Continue observatie en sturing zijn nodig om tijdens de behandeling te kunnen anticiperen op de reacties van de cliënt. Zo kan de psycholoog niet alleen de virtuele omgeving aanpassen, maar ook de etniciteit en gezichtsuitdrukking van de verschillende virtuele karakters 5. Ervaart de cliënt problematische angsten in overvolle supermarkten? Met VR kan de behandelaar de cliënt laten oefenen in een virtuele supermarkt waar, naargelang de behandeling vordert, steeds meer virtuele karakters rondlopen. Raakt de cliënt in paniek als hij wordt aangesproken door anderen? Dan kan de cliënt in de virtuele wereld leren omgaan met menselijke interacties, geënsceneerd door de therapeut.

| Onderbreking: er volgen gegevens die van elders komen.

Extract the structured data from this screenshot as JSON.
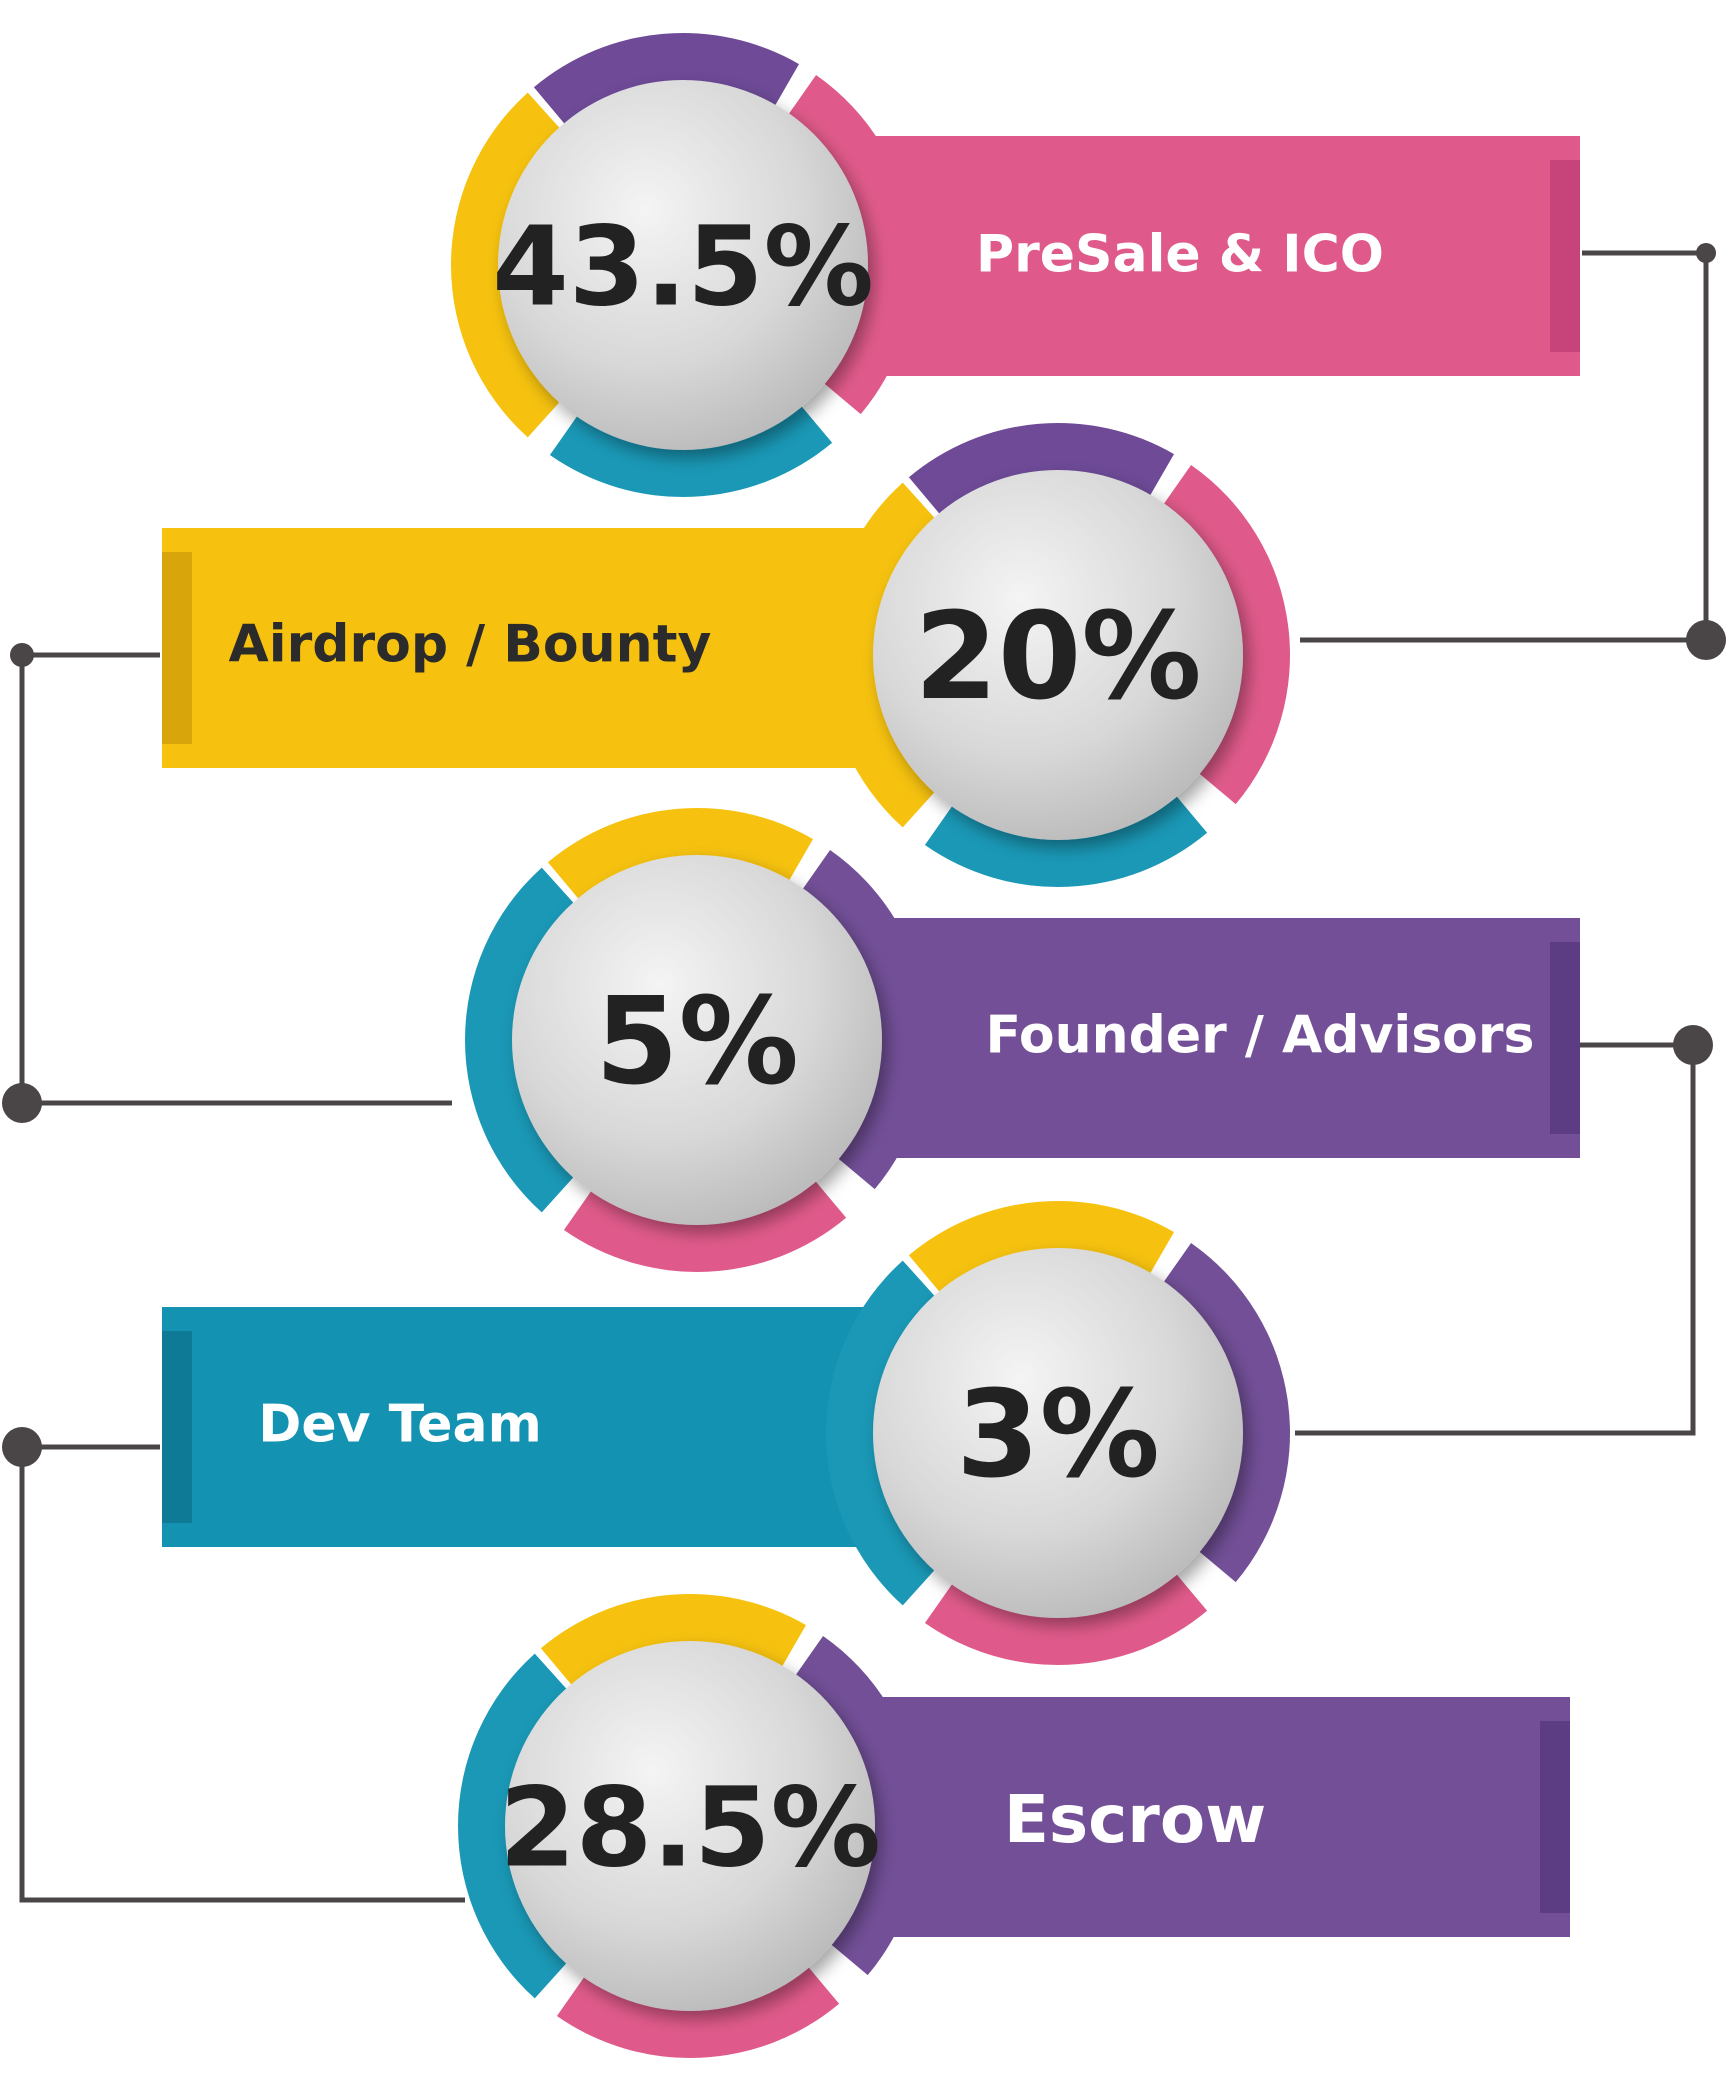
{
  "rows": [
    {
      "value": "43.5%",
      "label": "PreSale & ICO",
      "bar_color": "#df5a8a",
      "bar_shade": "#c7447a",
      "label_color": "#ffffff",
      "ring_colors": [
        "#6e4a97",
        "#df5a8a",
        "#1a98b6",
        "#f6c20f"
      ]
    },
    {
      "value": "20%",
      "label": "Airdrop / Bounty",
      "bar_color": "#f6c20f",
      "bar_shade": "#d8a60a",
      "label_color": "#2b2b2b",
      "ring_colors": [
        "#6e4a97",
        "#df5a8a",
        "#1a98b6",
        "#f6c20f"
      ]
    },
    {
      "value": "5%",
      "label": "Founder / Advisors",
      "bar_color": "#724f97",
      "bar_shade": "#5c3c82",
      "label_color": "#ffffff",
      "ring_colors": [
        "#f6c20f",
        "#724f97",
        "#df5a8a",
        "#1a98b6"
      ]
    },
    {
      "value": "3%",
      "label": "Dev Team",
      "bar_color": "#1492b2",
      "bar_shade": "#0e7a95",
      "label_color": "#ffffff",
      "ring_colors": [
        "#f6c20f",
        "#724f97",
        "#df5a8a",
        "#1a98b6"
      ]
    },
    {
      "value": "28.5%",
      "label": "Escrow",
      "bar_color": "#724f97",
      "bar_shade": "#5c3c82",
      "label_color": "#ffffff",
      "ring_colors": [
        "#f6c20f",
        "#724f97",
        "#df5a8a",
        "#1a98b6"
      ]
    }
  ],
  "connector_color": "#4a4546"
}
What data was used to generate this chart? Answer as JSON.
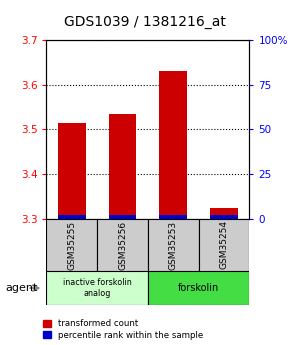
{
  "title": "GDS1039 / 1381216_at",
  "samples": [
    "GSM35255",
    "GSM35256",
    "GSM35253",
    "GSM35254"
  ],
  "red_values": [
    3.515,
    3.535,
    3.63,
    3.325
  ],
  "blue_values": [
    3.304,
    3.304,
    3.304,
    3.304
  ],
  "ylim_left": [
    3.3,
    3.7
  ],
  "ylim_right": [
    0,
    100
  ],
  "yticks_left": [
    3.3,
    3.4,
    3.5,
    3.6,
    3.7
  ],
  "yticks_right": [
    0,
    25,
    50,
    75,
    100
  ],
  "ytick_labels_right": [
    "0",
    "25",
    "50",
    "75",
    "100%"
  ],
  "bar_width": 0.55,
  "legend_red": "transformed count",
  "legend_blue": "percentile rank within the sample",
  "agent_label": "agent",
  "title_fontsize": 10,
  "bar_color_red": "#cc0000",
  "bar_color_blue": "#0000cc",
  "group1_color": "#ccffcc",
  "group2_color": "#44dd44",
  "group1_label": "inactive forskolin\nanalog",
  "group2_label": "forskolin",
  "sample_box_color": "#cccccc"
}
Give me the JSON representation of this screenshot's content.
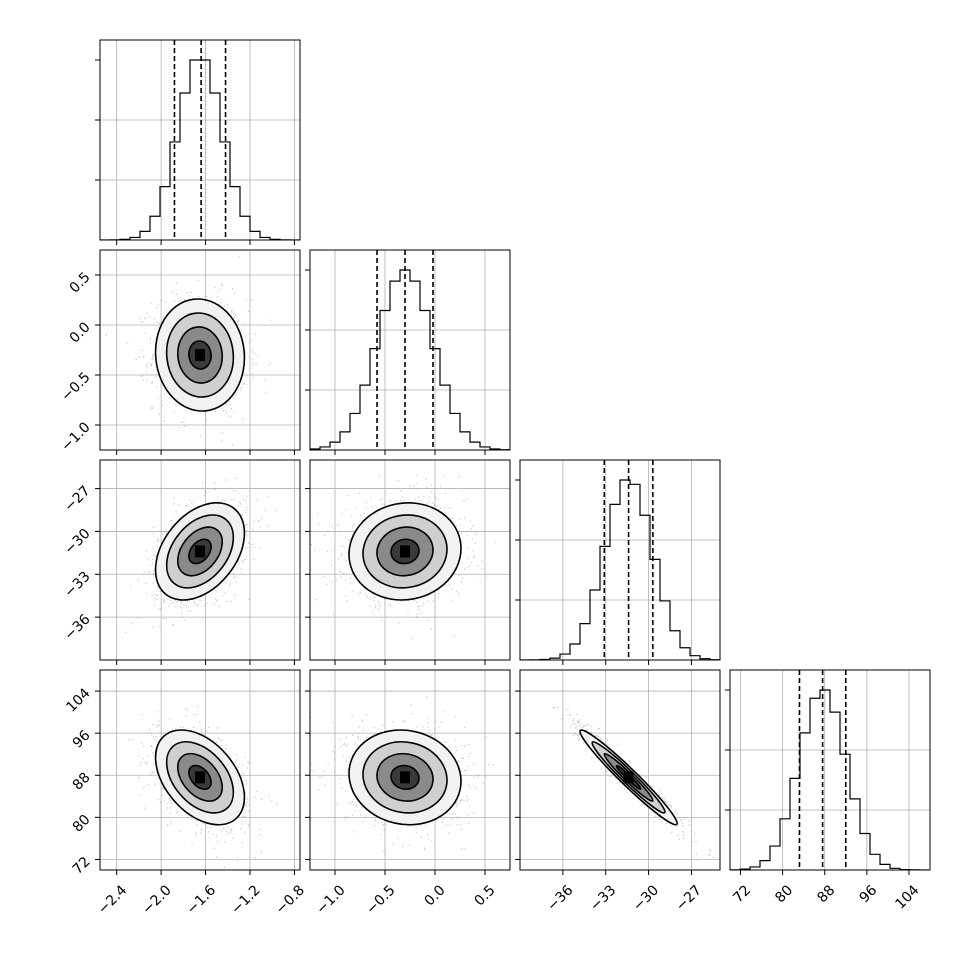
{
  "chart_data": {
    "type": "corner",
    "grid": true,
    "parameters": [
      {
        "ticks": [
          -2.4,
          -2.0,
          -1.6,
          -1.2,
          -0.8
        ],
        "tick_labels": [
          "−2.4",
          "−2.0",
          "−1.6",
          "−1.2",
          "−0.8"
        ],
        "range": [
          -2.55,
          -0.75
        ],
        "mean": -1.65,
        "sigma": 0.2,
        "quantiles": [
          -1.88,
          -1.64,
          -1.42
        ]
      },
      {
        "ticks": [
          -1.0,
          -0.5,
          0.0,
          0.5
        ],
        "tick_labels": [
          "−1.0",
          "−0.5",
          "0.0",
          "0.5"
        ],
        "range": [
          -1.25,
          0.75
        ],
        "mean": -0.3,
        "sigma": 0.28,
        "quantiles": [
          -0.58,
          -0.3,
          -0.02
        ]
      },
      {
        "ticks": [
          -36,
          -33,
          -30,
          -27
        ],
        "tick_labels": [
          "−36",
          "−33",
          "−30",
          "−27"
        ],
        "range": [
          -39,
          -25
        ],
        "mean": -31.4,
        "sigma": 1.7,
        "quantiles": [
          -33.1,
          -31.4,
          -29.7
        ]
      },
      {
        "ticks": [
          72,
          80,
          88,
          96,
          104
        ],
        "tick_labels": [
          "72",
          "80",
          "88",
          "96",
          "104"
        ],
        "range": [
          70,
          108
        ],
        "mean": 87.6,
        "sigma": 4.5,
        "quantiles": [
          83.2,
          87.6,
          92.0
        ]
      }
    ],
    "correlations": [
      [
        1.0,
        -0.05,
        0.38,
        -0.42
      ],
      [
        -0.05,
        1.0,
        0.06,
        -0.08
      ],
      [
        0.38,
        0.06,
        1.0,
        -0.97
      ],
      [
        -0.42,
        -0.08,
        -0.97,
        1.0
      ]
    ],
    "histograms": {
      "bins": 20,
      "peak_fraction": 0.9
    },
    "contour_levels_sigma": [
      0.5,
      1.0,
      1.5,
      2.0
    ]
  }
}
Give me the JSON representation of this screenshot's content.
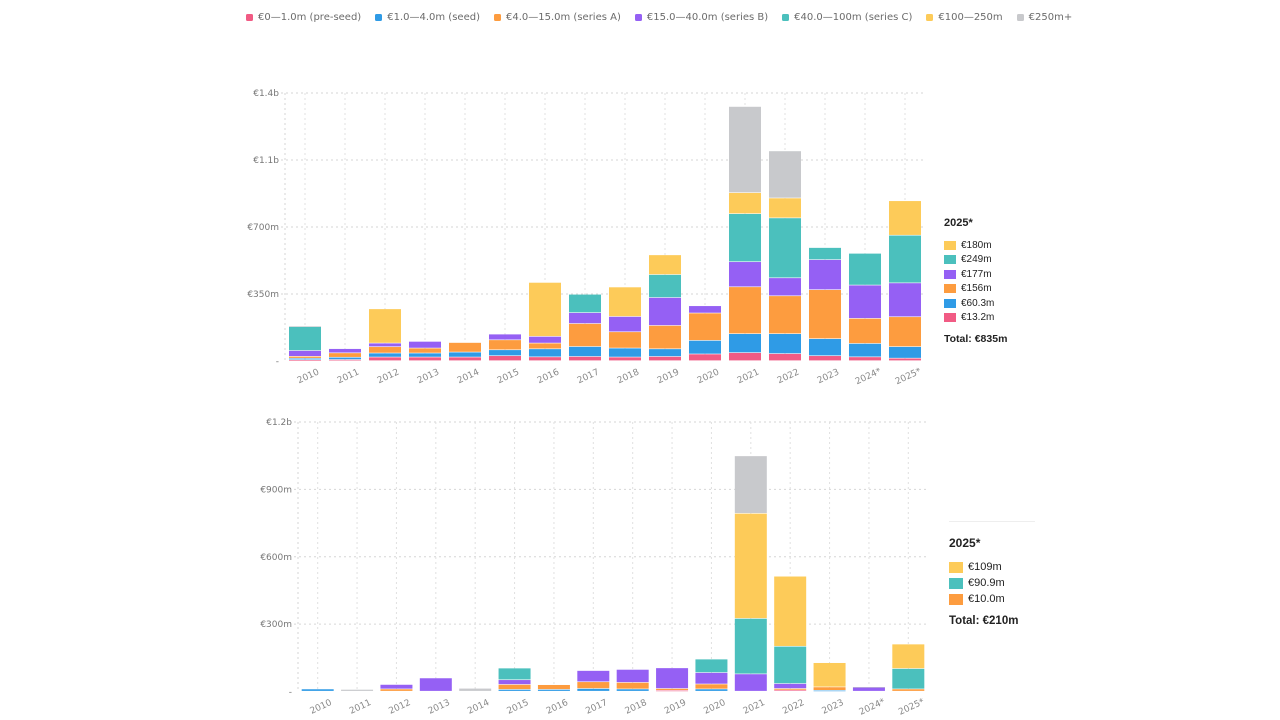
{
  "legend": [
    {
      "key": "preseed",
      "label": "€0—1.0m (pre-seed)",
      "color": "#F15B84"
    },
    {
      "key": "seed",
      "label": "€1.0—4.0m (seed)",
      "color": "#2F9BE6"
    },
    {
      "key": "seriesA",
      "label": "€4.0—15.0m (series A)",
      "color": "#FD9C3F"
    },
    {
      "key": "seriesB",
      "label": "€15.0—40.0m (series B)",
      "color": "#9560F4"
    },
    {
      "key": "seriesC",
      "label": "€40.0—100m (series C)",
      "color": "#4BC0BD"
    },
    {
      "key": "m100_250",
      "label": "€100—250m",
      "color": "#FDCB59"
    },
    {
      "key": "m250plus",
      "label": "€250m+",
      "color": "#C8C9CC"
    }
  ],
  "chart_data": [
    {
      "type": "bar",
      "stacked": true,
      "title": "",
      "xlabel": "",
      "ylabel": "",
      "ylim": [
        0,
        1400
      ],
      "yticks": [
        0,
        350,
        700,
        1050,
        1400
      ],
      "ytick_labels": [
        "-",
        "€350m",
        "€700m",
        "€1.1b",
        "€1.4b"
      ],
      "grid": true,
      "categories": [
        "2010",
        "2011",
        "2012",
        "2013",
        "2014",
        "2015",
        "2016",
        "2017",
        "2018",
        "2019",
        "2020",
        "2021",
        "2022",
        "2023",
        "2024*",
        "2025*"
      ],
      "series": [
        {
          "name": "€0—1.0m (pre-seed)",
          "values": [
            5,
            6,
            19,
            19,
            19,
            26,
            20,
            22,
            19,
            22,
            35,
            42,
            37,
            26,
            20,
            13.2
          ]
        },
        {
          "name": "€1.0—4.0m (seed)",
          "values": [
            8,
            12,
            21,
            21,
            26,
            31,
            42,
            52,
            47,
            40,
            71,
            99,
            104,
            89,
            70,
            60.3
          ]
        },
        {
          "name": "€4.0—15.0m (series A)",
          "values": [
            10,
            23,
            33,
            26,
            50,
            52,
            30,
            120,
            85,
            122,
            143,
            245,
            198,
            256,
            131,
            156
          ]
        },
        {
          "name": "€15.0—40.0m (series B)",
          "values": [
            30,
            22,
            19,
            35,
            0,
            30,
            35,
            57,
            80,
            146,
            38,
            131,
            94,
            157,
            174,
            177
          ]
        },
        {
          "name": "€40.0—100m (series C)",
          "values": [
            125,
            0,
            0,
            0,
            0,
            0,
            0,
            96,
            0,
            120,
            0,
            251,
            313,
            63,
            166,
            249
          ]
        },
        {
          "name": "€100—250m",
          "values": [
            0,
            0,
            179,
            0,
            0,
            0,
            282,
            0,
            154,
            103,
            0,
            110,
            104,
            0,
            0,
            180
          ]
        },
        {
          "name": "€250m+",
          "values": [
            4,
            0,
            0,
            0,
            0,
            0,
            0,
            0,
            0,
            0,
            0,
            450,
            246,
            0,
            0,
            0
          ]
        }
      ],
      "hover_legend": {
        "year": "2025*",
        "items": [
          {
            "label": "€180m",
            "series": "€100—250m"
          },
          {
            "label": "€249m",
            "series": "€40.0—100m (series C)"
          },
          {
            "label": "€177m",
            "series": "€15.0—40.0m (series B)"
          },
          {
            "label": "€156m",
            "series": "€4.0—15.0m (series A)"
          },
          {
            "label": "€60.3m",
            "series": "€1.0—4.0m (seed)"
          },
          {
            "label": "€13.2m",
            "series": "€0—1.0m (pre-seed)"
          }
        ],
        "total": "Total: €835m"
      }
    },
    {
      "type": "bar",
      "stacked": true,
      "title": "",
      "xlabel": "",
      "ylabel": "",
      "ylim": [
        0,
        1200
      ],
      "yticks": [
        0,
        300,
        600,
        900,
        1200
      ],
      "ytick_labels": [
        "-",
        "€300m",
        "€600m",
        "€900m",
        "€1.2b"
      ],
      "grid": true,
      "categories": [
        "2010",
        "2011",
        "2012",
        "2013",
        "2014",
        "2015",
        "2016",
        "2017",
        "2018",
        "2019",
        "2020",
        "2021",
        "2022",
        "2023",
        "2024*",
        "2025*"
      ],
      "series": [
        {
          "name": "€0—1.0m (pre-seed)",
          "values": [
            0,
            0,
            0,
            0,
            0,
            0,
            0,
            0,
            0,
            4,
            0,
            0,
            5,
            0,
            0,
            0
          ]
        },
        {
          "name": "€1.0—4.0m (seed)",
          "values": [
            10,
            0,
            0,
            0,
            0,
            8,
            8,
            12,
            10,
            0,
            10,
            0,
            0,
            4,
            0,
            0
          ]
        },
        {
          "name": "€4.0—15.0m (series A)",
          "values": [
            0,
            0,
            10,
            0,
            0,
            22,
            21,
            30,
            29,
            8,
            22,
            0,
            7,
            15,
            0,
            10.0
          ]
        },
        {
          "name": "€15.0—40.0m (series B)",
          "values": [
            0,
            0,
            20,
            59,
            0,
            21,
            0,
            50,
            58,
            92,
            51,
            77,
            22,
            0,
            18,
            0
          ]
        },
        {
          "name": "€40.0—100m (series C)",
          "values": [
            0,
            0,
            0,
            0,
            0,
            52,
            0,
            0,
            0,
            0,
            60,
            247,
            166,
            0,
            0,
            90.9
          ]
        },
        {
          "name": "€100—250m",
          "values": [
            0,
            0,
            0,
            0,
            0,
            0,
            0,
            0,
            0,
            0,
            0,
            468,
            312,
            108,
            0,
            109
          ]
        },
        {
          "name": "€250m+",
          "values": [
            0,
            8,
            0,
            0,
            13,
            0,
            0,
            0,
            0,
            0,
            0,
            256,
            0,
            0,
            2,
            0
          ]
        }
      ],
      "hover_legend": {
        "year": "2025*",
        "items": [
          {
            "label": "€109m",
            "series": "€100—250m"
          },
          {
            "label": "€90.9m",
            "series": "€40.0—100m (series C)"
          },
          {
            "label": "€10.0m",
            "series": "€4.0—15.0m (series A)"
          }
        ],
        "total": "Total: €210m"
      }
    }
  ]
}
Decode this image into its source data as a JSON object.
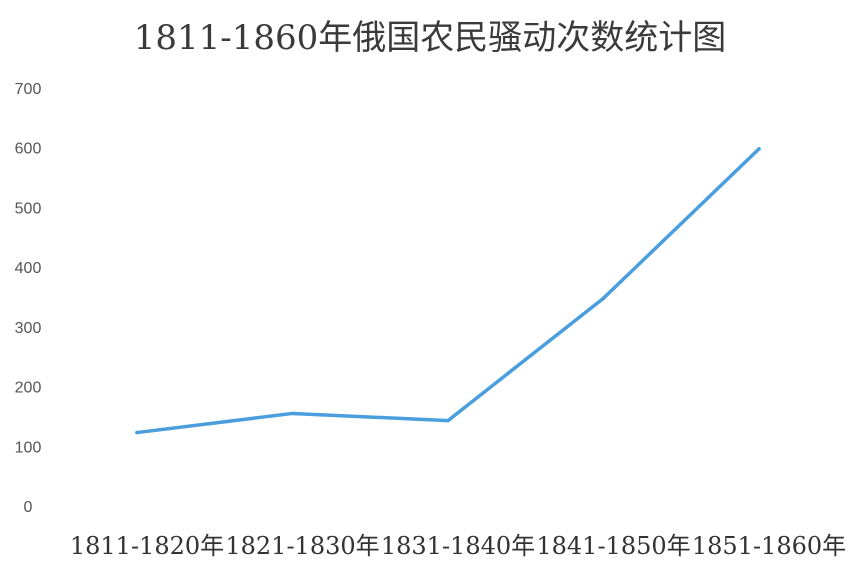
{
  "chart_data": {
    "type": "line",
    "title": "1811-1860年俄国农民骚动次数统计图",
    "categories": [
      "1811-1820年",
      "1821-1830年",
      "1831-1840年",
      "1841-1850年",
      "1851-1860年"
    ],
    "series": [
      {
        "values": [
          123,
          155,
          143,
          348,
          598
        ]
      }
    ],
    "yticks": [
      "0",
      "100",
      "200",
      "300",
      "400",
      "500",
      "600",
      "700"
    ],
    "ylim": [
      0,
      700
    ],
    "grid": false,
    "line_color": "#4a9ede"
  }
}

In de rol van regisseur heeft de psycholoog veel meer keuze in het verfijnen van de behandelomgeving. Behandelaren missen nu nog de juiste handvatten om zich de benodigde vaardigheden in relatie tot de technologie eigen te maken en daadwerkelijk met VR aan de slag te gaan. Gefragmenteerde initiatieven laten behandelaren wel kennismaken met de mogelijkheden van VR en e-health in het algemeen. Maar dit blijkt nog altijd onvoldoende om VR te integreren in de behandeling van angststoornissen en daar in sommige gewenste gevallen de voorkeur aan te geven boven de meer traditionele behandelmethoden.

Rol van onderwijs
De Rijksoverheid 6 stimuleert innovatie en de inzet van slimme (informatie)technologie in de zorgsector, zoals het gebruik van VR in therapie. Daartoe stelt zij diverse subsidies beschikbaar. Er ligt evenwel ook een belangrijke taak voor onderwijsinstellingen om het gebruik van technologische innovaties zoals VR in GGZ-instellingen te bevorderen, ten behoeve van de kwaliteit en digitalisering van de zorg.

Het onderwijs kan interactie faciliteren door technologische kennis en de praktijk samen te brengen, zodat behandelaren vertrouwd raken met de werking en effectiviteit van technologie. Een voorbeeld is het innovatieplatform waaraan de RINO Groep werkt en van waaruit partijen hun kennis kunnen delen, zoals in de vorm van de Masterclass Virtual Reality en Cognitieve gedragstherapie 7.

Dit soort kennisinitiatieven trekken evenwel vooral de mensen die al een bepaalde affiniteit met VR of digitale innovatie hebben en al dan niet met VR aan de slag zijn, terwijl de toepassing gemeengoed zou moeten zijn. Ook de RINO Groep is zich daarvan bewust. Technologie en de kennisbehoeften vanuit de praktijk vragen om continue aandacht vanuit het onderwijs. ‘Opleiden’ wordt een breder begrip. Een opleiding is namelijk niet meer een antwoord op een specifieke vraag, maar veel meer een continu proces waar professionals werken aan deskundigheidsbevordering.